The SolSmart program, which is funded by the U.S. Department of Energy’s SunShot Initiative, has recognized 22 city and county communities across the country with gold, silver, and bronze designations for encouraging solar market growth.
These 22 communities are the first to receive SolSmart designations since the International City/County Management Association (ICMA) and The Solar Foundation launched the federally funded program in April. A SolSmart designation signals that a community is “open for solar business,” helping to attract solar industry investment and generate economic development and local jobs. SolSmart aims to designate 300 communities during the three-year program.
The 14 communities receiving SolSmart Gold designation include Austin, Texas; City of Boulder, Colo.; Columbia, Mo.; Fremont, Calif.; Fort Collins, Colo.; Gladstone, Mo.; Hartford, Conn.; Kansas City, Mo.; Milwaukee, Wis.; Minneapolis, Minn.; San Carlos, Calif.; Santa Monica, Calif.; Santa Rosa, Calif.; and Satellite Beach, Fla.
The one community receiving SolSmart Silver designation is Boulder County, Colo.
The seven communities receiving SolSmart Bronze designation include Burlington, Vt.; Claremont, Calif.; Denver, Colo.; Philadelphia, Pa.; Redwood City, Calif.; Saint Paul, Minn.; and Somerville, Mass.

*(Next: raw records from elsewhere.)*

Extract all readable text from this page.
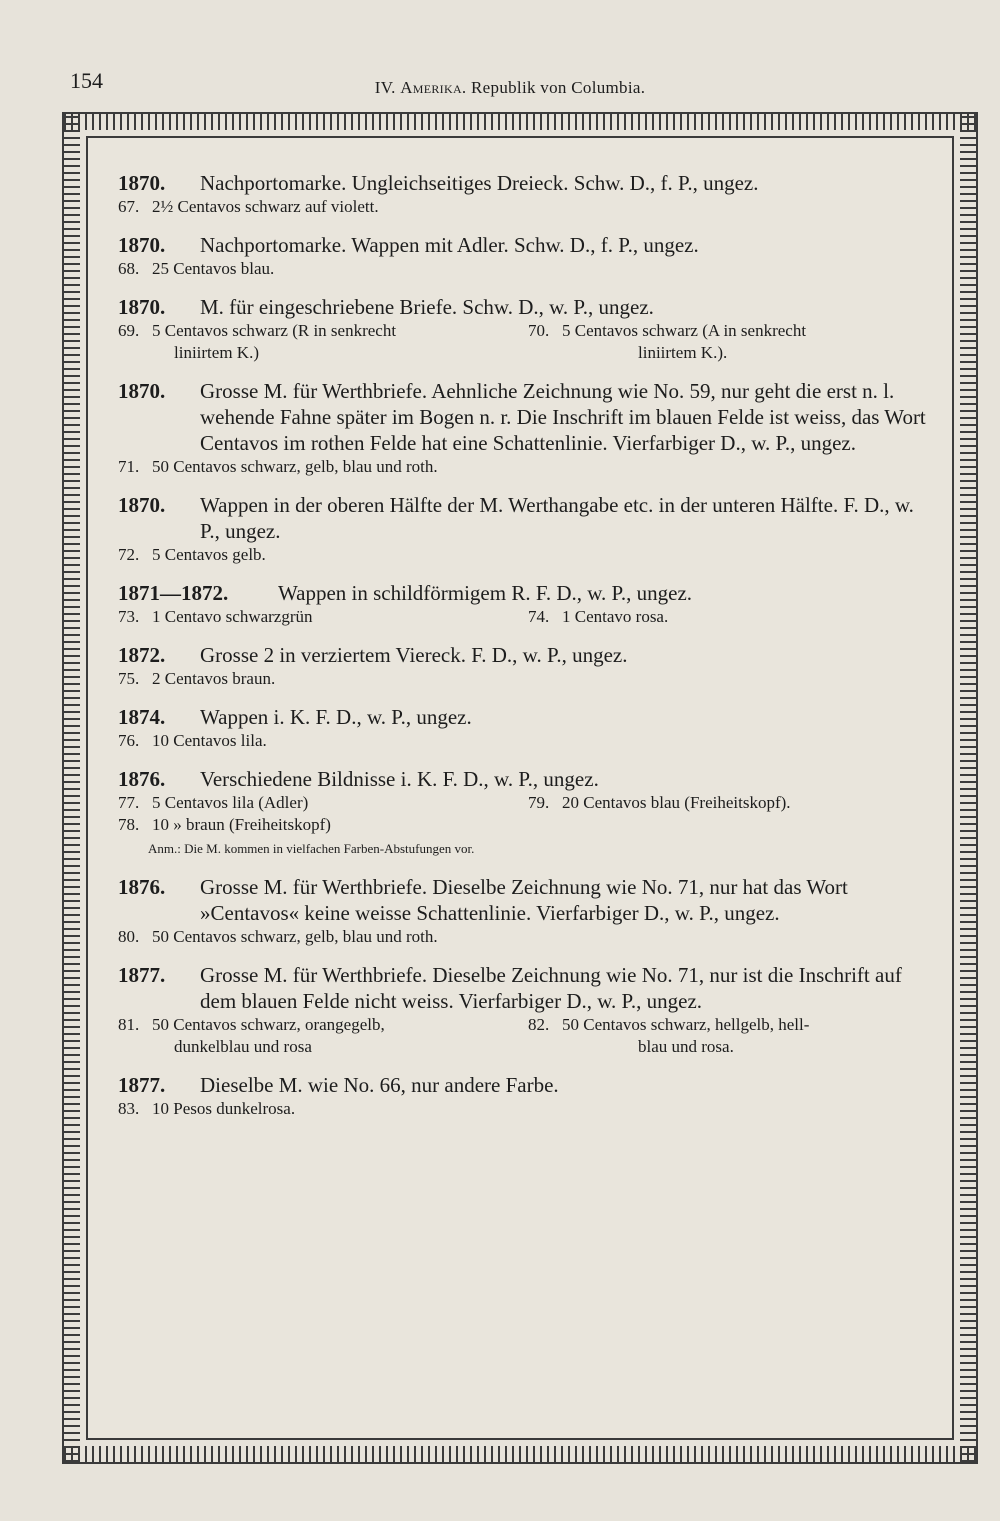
154	IV. Amerika. Republik von Columbia.
1870.	Nachportomarke. Ungleichseitiges Dreieck. Schw. D., f. P., ungez.
67. 2½ Centavos schwarz auf violett.
1870.	Nachportomarke. Wappen mit Adler. Schw. D., f. P., ungez.
68. 25 Centavos blau.
1870.	M. für eingeschriebene Briefe. Schw. D., w. P., ungez.
69. 5 Centavos schwarz (R in senkrecht
liniirtem K.)
70. 5 Centavos schwarz (A in senkrecht
liniirtem K.).
1870.	Grosse M. für Werthbriefe. Aehnliche Zeichnung wie No. 59, nur geht die erst n. l. wehende Fahne später im Bogen n. r. Die Inschrift im blauen Felde ist weiss, das Wort Centavos im rothen Felde hat eine Schattenlinie. Vierfarbiger D., w. P., ungez.
71. 50 Centavos schwarz, gelb, blau und roth.
1870.	Wappen in der oberen Hälfte der M. Werthangabe etc. in der unteren Hälfte. F. D., w. P., ungez.
72. 5 Centavos gelb.
1871—1872.	Wappen in schildförmigem R. F. D., w. P., ungez.
73. 1 Centavo schwarzgrün	74. 1 Centavo rosa.
1872.	Grosse 2 in verziertem Viereck. F. D., w. P., ungez.
75. 2 Centavos braun.
1874.	Wappen i. K. F. D., w. P., ungez.
76. 10 Centavos lila.
1876.	Verschiedene Bildnisse i. K. F. D., w. P., ungez.
77. 5 Centavos lila (Adler)
78. 10 » braun (Freiheitskopf)
79. 20 Centavos blau (Freiheitskopf).
Anm.: Die M. kommen in vielfachen Farben-Abstufungen vor.
1876.	Grosse M. für Werthbriefe. Dieselbe Zeichnung wie No. 71, nur hat das Wort »Centavos« keine weisse Schattenlinie. Vierfarbiger D., w. P., ungez.
80. 50 Centavos schwarz, gelb, blau und roth.
1877.	Grosse M. für Werthbriefe. Dieselbe Zeichnung wie No. 71, nur ist die Inschrift auf dem blauen Felde nicht weiss. Vierfarbiger D., w. P., ungez.
81. 50 Centavos schwarz, orangegelb,
dunkelblau und rosa
82. 50 Centavos schwarz, hellgelb, hell-
blau und rosa.
1877.	Dieselbe M. wie No. 66, nur andere Farbe.
83. 10 Pesos dunkelrosa.
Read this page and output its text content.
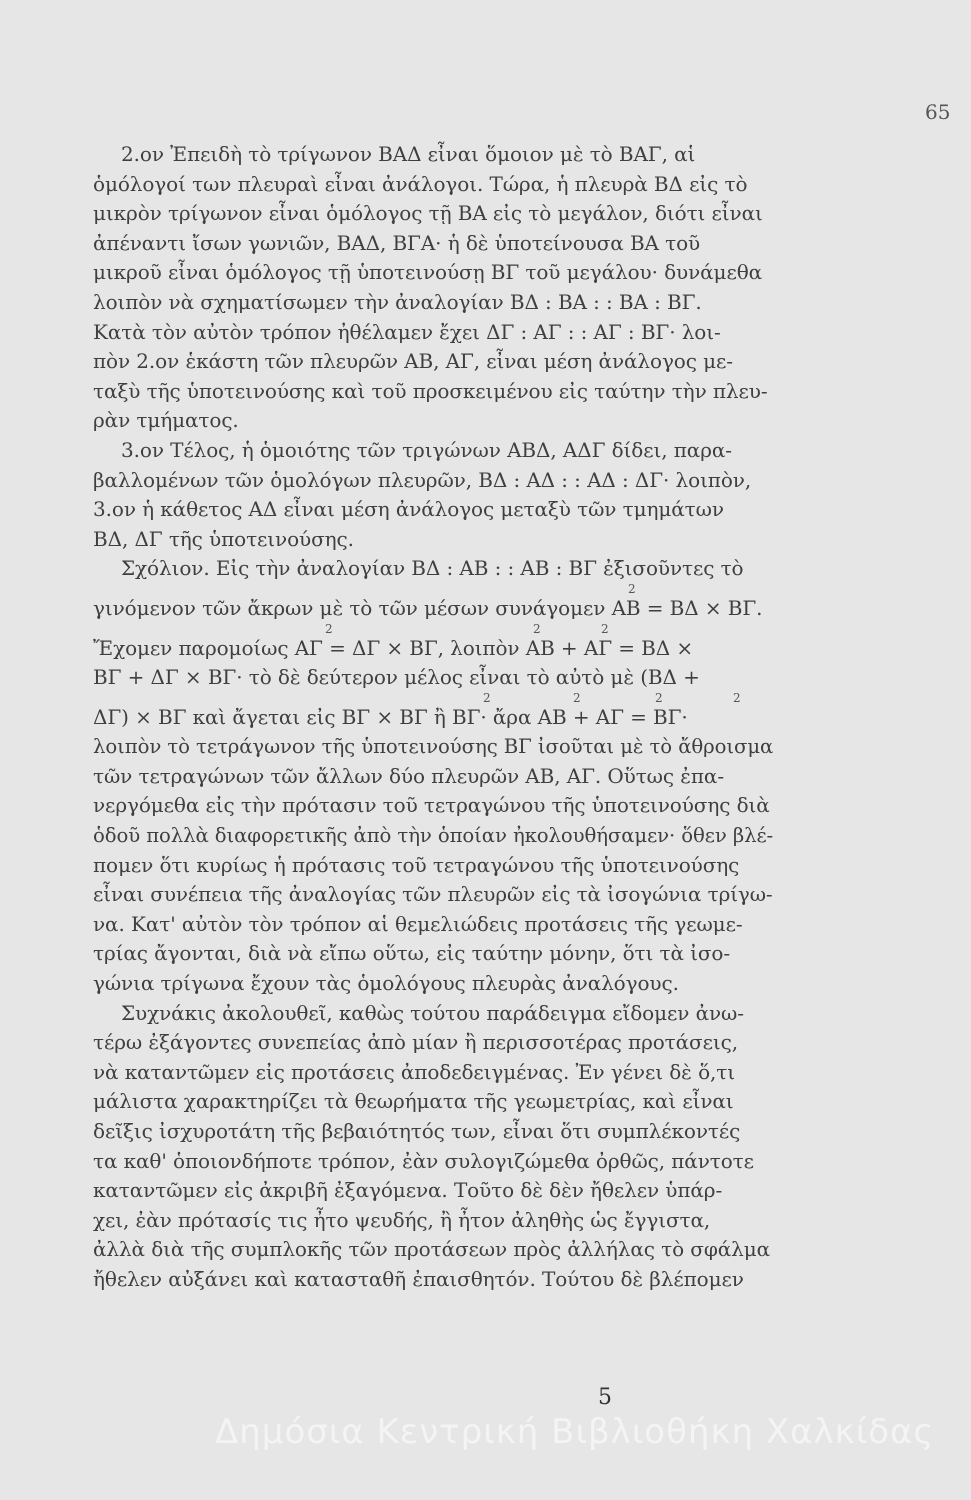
65
2.ον Ἐπειδὴ τὸ τρίγωνον ΒΑΔ εἶναι ὅμοιον μὲ τὸ ΒΑΓ, αἱ
ὁμόλογοί των πλευραὶ εἶναι ἀνάλογοι. Τώρα, ἡ πλευρὰ ΒΔ εἰς τὸ
μικρὸν τρίγωνον εἶναι ὁμόλογος τῇ ΒΑ εἰς τὸ μεγάλον, διότι εἶναι
ἀπέναντι ἴσων γωνιῶν, ΒΑΔ, ΒΓΑ· ἡ δὲ ὑποτείνουσα ΒΑ τοῦ
μικροῦ εἶναι ὁμόλογος τῇ ὑποτεινούσῃ ΒΓ τοῦ μεγάλου· δυνάμεθα
λοιπὸν νὰ σχηματίσωμεν τὴν ἀναλογίαν ΒΔ : ΒΑ : : ΒΑ : ΒΓ.
Κατὰ τὸν αὐτὸν τρόπον ἠθέλαμεν ἔχει ΔΓ : ΑΓ : : ΑΓ : ΒΓ· λοι-
πὸν 2.ον ἑκάστη τῶν πλευρῶν ΑΒ, ΑΓ, εἶναι μέση ἀνάλογος με-
ταξὺ τῆς ὑποτεινούσης καὶ τοῦ προσκειμένου εἰς ταύτην τὴν πλευ-
ρὰν τμήματος.
3.ον Τέλος, ἡ ὁμοιότης τῶν τριγώνων ΑΒΔ, ΑΔΓ δίδει, παρα-
βαλλομένων τῶν ὁμολόγων πλευρῶν, ΒΔ : ΑΔ : : ΑΔ : ΔΓ· λοιπὸν,
3.ον ἡ κάθετος ΑΔ εἶναι μέση ἀνάλογος μεταξὺ τῶν τμημάτων
ΒΔ, ΔΓ τῆς ὑποτεινούσης.
Σχόλιον. Εἰς τὴν ἀναλογίαν ΒΔ : ΑΒ : : ΑΒ : ΒΓ ἐξισοῦντες τὸ
2
γινόμενον τῶν ἄκρων μὲ τὸ τῶν μέσων συνάγομεν ΑΒ = ΒΔ × ΒΓ.
2	2	2
Ἔχομεν παρομοίως ΑΓ = ΔΓ × ΒΓ, λοιπὸν ΑΒ + ΑΓ = ΒΔ ×
ΒΓ + ΔΓ × ΒΓ· τὸ δὲ δεύτερον μέλος εἶναι τὸ αὐτὸ μὲ (ΒΔ +
2	2	2	2
ΔΓ) × ΒΓ καὶ ἄγεται εἰς ΒΓ × ΒΓ ἢ ΒΓ· ἄρα ΑΒ + ΑΓ = ΒΓ·
λοιπὸν τὸ τετράγωνον τῆς ὑποτεινούσης ΒΓ ἰσοῦται μὲ τὸ ἄθροισμα
τῶν τετραγώνων τῶν ἄλλων δύο πλευρῶν ΑΒ, ΑΓ. Οὕτως ἐπα-
νεργόμεθα εἰς τὴν πρότασιν τοῦ τετραγώνου τῆς ὑποτεινούσης διὰ
ὁδοῦ πολλὰ διαφορετικῆς ἀπὸ τὴν ὁποίαν ἠκολουθήσαμεν· ὅθεν βλέ-
πομεν ὅτι κυρίως ἡ πρότασις τοῦ τετραγώνου τῆς ὑποτεινούσης
εἶναι συνέπεια τῆς ἀναλογίας τῶν πλευρῶν εἰς τὰ ἰσογώνια τρίγω-
να. Κατ' αὐτὸν τὸν τρόπον αἱ θεμελιώδεις προτάσεις τῆς γεωμε-
τρίας ἄγονται, διὰ νὰ εἴπω οὕτω, εἰς ταύτην μόνην, ὅτι τὰ ἰσο-
γώνια τρίγωνα ἔχουν τὰς ὁμολόγους πλευρὰς ἀναλόγους.
Συχνάκις ἀκολουθεῖ, καθὼς τούτου παράδειγμα εἴδομεν ἀνω-
τέρω ἐξάγοντες συνεπείας ἀπὸ μίαν ἢ περισσοτέρας προτάσεις,
νὰ καταντῶμεν εἰς προτάσεις ἀποδεδειγμένας. Ἐν γένει δὲ ὅ,τι
μάλιστα χαρακτηρίζει τὰ θεωρήματα τῆς γεωμετρίας, καὶ εἶναι
δεῖξις ἰσχυροτάτη τῆς βεβαιότητός των, εἶναι ὅτι συμπλέκοντές
τα καθ' ὁποιονδήποτε τρόπον, ἐὰν συλογιζώμεθα ὀρθῶς, πάντοτε
καταντῶμεν εἰς ἀκριβῆ ἐξαγόμενα. Τοῦτο δὲ δὲν ἤθελεν ὑπάρ-
χει, ἐὰν πρότασίς τις ἦτο ψευδής, ἢ ἦτον ἀληθὴς ὡς ἔγγιστα,
ἀλλὰ διὰ τῆς συμπλοκῆς τῶν προτάσεων πρὸς ἀλλήλας τὸ σφάλμα
ἤθελεν αὐξάνει καὶ κατασταθῆ ἐπαισθητόν. Τούτου δὲ βλέπομεν
5
Δημόσια Κεντρική Βιβλιοθήκη Χαλκίδας
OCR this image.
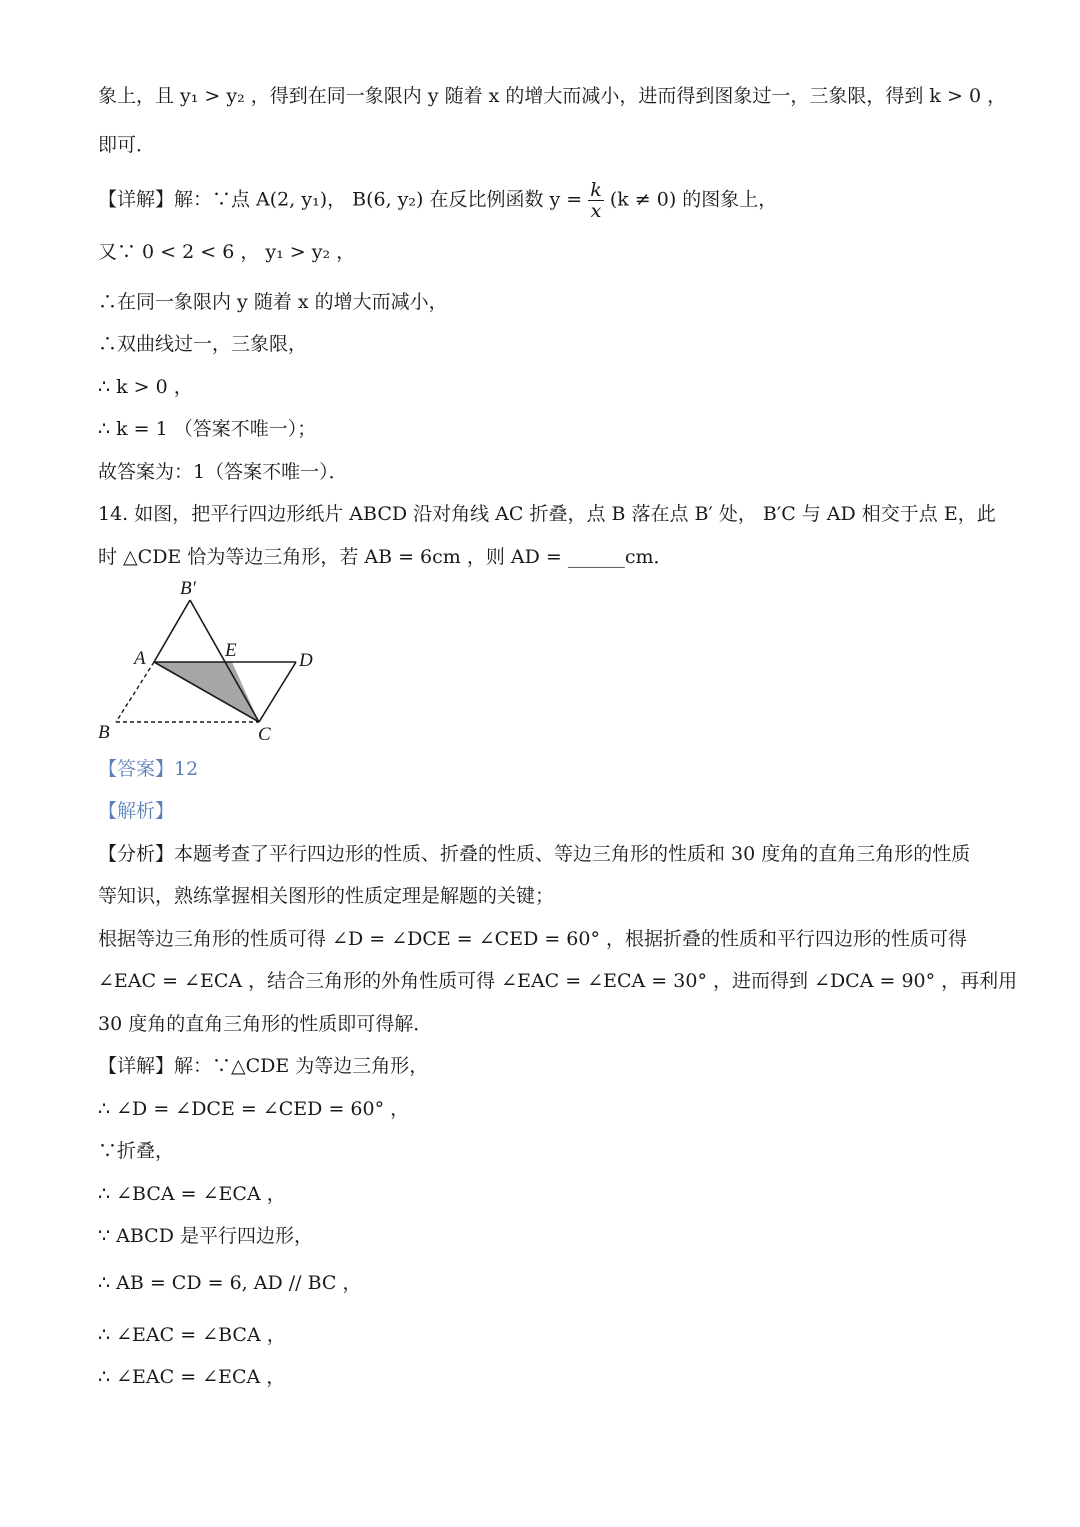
象上，且 y₁ > y₂ ，得到在同一象限内 y 随着 x 的增大而减小，进而得到图象过一，三象限，得到 k > 0 ，
即可．
【详解】解：∵点 A(2, y₁)， B(6, y₂) 在反比例函数 $y = \frac{k}{x} (k \ne 0)$ 的图象上，
又∵ 0 < 2 < 6 ， y₁ > y₂ ，
∴在同一象限内 y 随着 x 的增大而减小，
∴双曲线过一，三象限，
∴ k > 0 ，
∴ k = 1 （答案不唯一）；
故答案为：1（答案不唯一）．
14. 如图，把平行四边形纸片 ABCD 沿对角线 AC 折叠，点 B 落在点 B′ 处， B′C 与 AD 相交于点 E，此
时 △CDE 恰为等边三角形，若 AB = 6cm ，则 AD = ______cm．
B′
A	E	D
B	C
【答案】12
【解析】
【分析】本题考查了平行四边形的性质、折叠的性质、等边三角形的性质和 30 度角的直角三角形的性质
等知识，熟练掌握相关图形的性质定理是解题的关键；
根据等边三角形的性质可得 ∠D = ∠DCE = ∠CED = 60° ，根据折叠的性质和平行四边形的性质可得
∠EAC = ∠ECA ，结合三角形的外角性质可得 ∠EAC = ∠ECA = 30° ，进而得到 ∠DCA = 90° ，再利用
30 度角的直角三角形的性质即可得解．
【详解】解：∵△CDE 为等边三角形，
∴ ∠D = ∠DCE = ∠CED = 60° ，
∵折叠，
∴ ∠BCA = ∠ECA ，
∵ ABCD 是平行四边形，
∴ AB = CD = 6, AD // BC ，
∴ ∠EAC = ∠BCA ，
∴ ∠EAC = ∠ECA ，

“The communities receiving SolSmart designation are now well positioned to attract new solar businesses and take advantage of the dramatic job growth we’ve seen in the industry,” said Andrea Luecke, president and executive director at The Solar Foundation. “We hope many more cities and counties will be encouraged to join SolSmart and help even more homes and businesses go solar.”
“The good work that local governments undertake day-to-day often happens under the radar,” added ICMA Executive Director Robert J. O’Neill, Jr. “It is wonderful to see the Department of Energy recognize the accomplishments of these outstanding communities.”
To achieve designation, cities and counties take steps to reduce solar “soft costs,” which are non-hardware costs that can increase the time and money it takes to install a solar energy system. Examples of soft costs include planning and zoning; permitting; financing; customer acquisition; and installation labor. According to ICMA and The Solar Foundation, soft costs now represent roughly two-thirds of the total price of an installed residential system, and reducing these costs leads to savings that are passed on to consumers.
“We are honored that Kansas City is among the first in the nation to receive the SolSmart Gold designation,” said Troy Schulte, city manager of Kansas City. “Expanding solar energy not only helps fight climate change, but also attracts more entrepreneurs to the city while creating new jobs. A SolSmart designation shows that our city is truly on the cutting edge of clean energy development nationwide.”
“Denver is proud to be a national solar leader, and we look forward to building on our achievements as one of the nation’s first participants in the SolSmart program,” said Denver Mayor Michael B. Hancock. “Going solar – saving money, energy and the environment – in Denver should be accessible to every community and every household, and with this partnership, we will help to make that a reality.”
The SolSmart designation team, led by ICMA, awards communities points based on the actions they take to reduce soft costs and other barriers to going solar. Based on the number of points they receive, communities are designated either gold, silver or bronze. Cities and counties receiving a silver or bronze designation will have the opportunity to increase their point total and move up to the gold tier in the future.
As part of the program, a team of national solar experts led by The Solar Foundation offers no-cost technical assistance to help participating cities and counties achieve designation. Communities can also apply to host SolSmart Advisors, fully-funded temporary staff members who provide personalized, hands-on assistance to communities for periods of up to six months. The first round of communities selected to host SolSmart Advisors will be announced in the coming weeks.
“Local governments can make a huge difference in encouraging solar industry growth,” commented Danielle Bentz, a policy leader at national installer SolarCity. “A SolSmart designation shows that a city or county is committed to lowering costs and reducing barriers to solar. That’s good news for a community that wants to grow their economy by deploying clean energy.”
“These SolSmart-designated communities are setting an example for the rest of the country,” said Robert Shanklin, president and COO of Brightergy, a Kansas City-based energy company.
According to ICMA and The Solar Foundation, all U.S. cities and counties are eligible to join SolSmart and receive no-cost technical assistance to receive designation. Communities can begin the process by visiting SolSmart.org.